Quote from: singer on July 17, 2008, 01:42:37 PM
Quote from: Cain on July 16, 2008, 08:43:26 PM
The inputs are the same.  The only chance they have for differentiation is to either change the inputs, or hope they get some decent personal ones, from family and close friends.

In either event the input changes will work more reliably on younger systems.

I demand you make a post in the introductions fread, this instant!  :argh!:

I'm up to my arse in Brexit Numpties, but I want more.  Target-rich environments are the new sexy.
Not actually a meat product.
Ass-Kicking & Foot-Stomping Ancient Master of SHIT FUCK FUCK FUCK
Awful and Bent Behemothic Results of Last Night's Painful Squat.
High Altitude Haggis-Filled Sex Bucket From Beyond Time and Space.
Internet Monkey Person of Filthy and Immoral Pygmy-Porn Wart Contagion
Octomom Auxillary Heat Exchanger Repairman
walking the fine line line between genius and batshit fucking crazy

"computation is a pattern in the spacetime arrangement of particles, and it's not the particles but the pattern that really matters! Matter doesn't matter." -- Max Tegmark

Adios

Quote from: P3nT4gR4m on July 17, 2008, 02:02:03 PM
Quote from: singer on July 17, 2008, 01:42:37 PM
Quote from: Cain on July 16, 2008, 08:43:26 PM
The inputs are the same.  The only chance they have for differentiation is to either change the inputs, or hope they get some decent personal ones, from family and close friends.

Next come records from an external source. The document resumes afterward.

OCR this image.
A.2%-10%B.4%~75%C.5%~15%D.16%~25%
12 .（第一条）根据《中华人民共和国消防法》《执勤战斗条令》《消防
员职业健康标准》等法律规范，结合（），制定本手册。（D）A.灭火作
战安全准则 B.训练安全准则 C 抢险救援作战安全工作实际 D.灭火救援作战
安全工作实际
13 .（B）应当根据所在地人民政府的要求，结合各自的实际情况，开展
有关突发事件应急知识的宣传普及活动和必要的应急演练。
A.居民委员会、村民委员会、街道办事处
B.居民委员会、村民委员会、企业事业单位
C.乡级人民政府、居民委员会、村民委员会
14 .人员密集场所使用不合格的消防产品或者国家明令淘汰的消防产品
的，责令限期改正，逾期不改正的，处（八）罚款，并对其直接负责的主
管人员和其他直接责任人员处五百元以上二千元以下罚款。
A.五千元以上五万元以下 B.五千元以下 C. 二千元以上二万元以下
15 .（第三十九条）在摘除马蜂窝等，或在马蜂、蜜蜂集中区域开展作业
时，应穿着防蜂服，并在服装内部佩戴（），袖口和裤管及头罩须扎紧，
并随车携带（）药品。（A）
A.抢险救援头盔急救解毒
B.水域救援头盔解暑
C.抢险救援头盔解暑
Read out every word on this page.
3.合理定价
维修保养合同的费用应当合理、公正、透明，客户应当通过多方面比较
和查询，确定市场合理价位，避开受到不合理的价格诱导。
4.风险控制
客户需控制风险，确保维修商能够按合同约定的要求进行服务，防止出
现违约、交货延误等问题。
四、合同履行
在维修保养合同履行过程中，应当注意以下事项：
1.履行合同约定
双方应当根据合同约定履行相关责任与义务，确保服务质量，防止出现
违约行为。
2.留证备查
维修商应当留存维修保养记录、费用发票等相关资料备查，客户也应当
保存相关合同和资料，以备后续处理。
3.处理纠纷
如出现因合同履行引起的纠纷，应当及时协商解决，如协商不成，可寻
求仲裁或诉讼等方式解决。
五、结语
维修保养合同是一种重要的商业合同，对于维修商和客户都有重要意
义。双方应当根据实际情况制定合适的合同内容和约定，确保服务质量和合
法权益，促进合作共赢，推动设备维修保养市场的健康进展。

In either event the input changes will work more reliably on younger systems.

I demand you make a post in the introductions fread, this instant!  :argh!:

singer is O.K.

LMNO

It also seems that while the choices narrow, the perception of choice expands.

A grocery isle with 20 brands of cereal.  Ingredients: corn, sugar.

Our choices today consist of cosmetic things.  We think we are different because my T-shirt says Adidas, and yours says Nike.

Meanwhile, the fundamental choices we can make have become limited through various social, political, and economic means.


tyrannosaurus vex

Truth. For example - how many times have you been at a lower-end department store looking for a shirt or something, and finding nothing because everything has to have some logo or advertisement or one-liner all over it? I know that happens to me quite a bit. People are generally "individuals" within an increasingly narrowing definition of what is acceptably unique.
Evil and Unfeeling Arse-Flenser From The City of the Damned.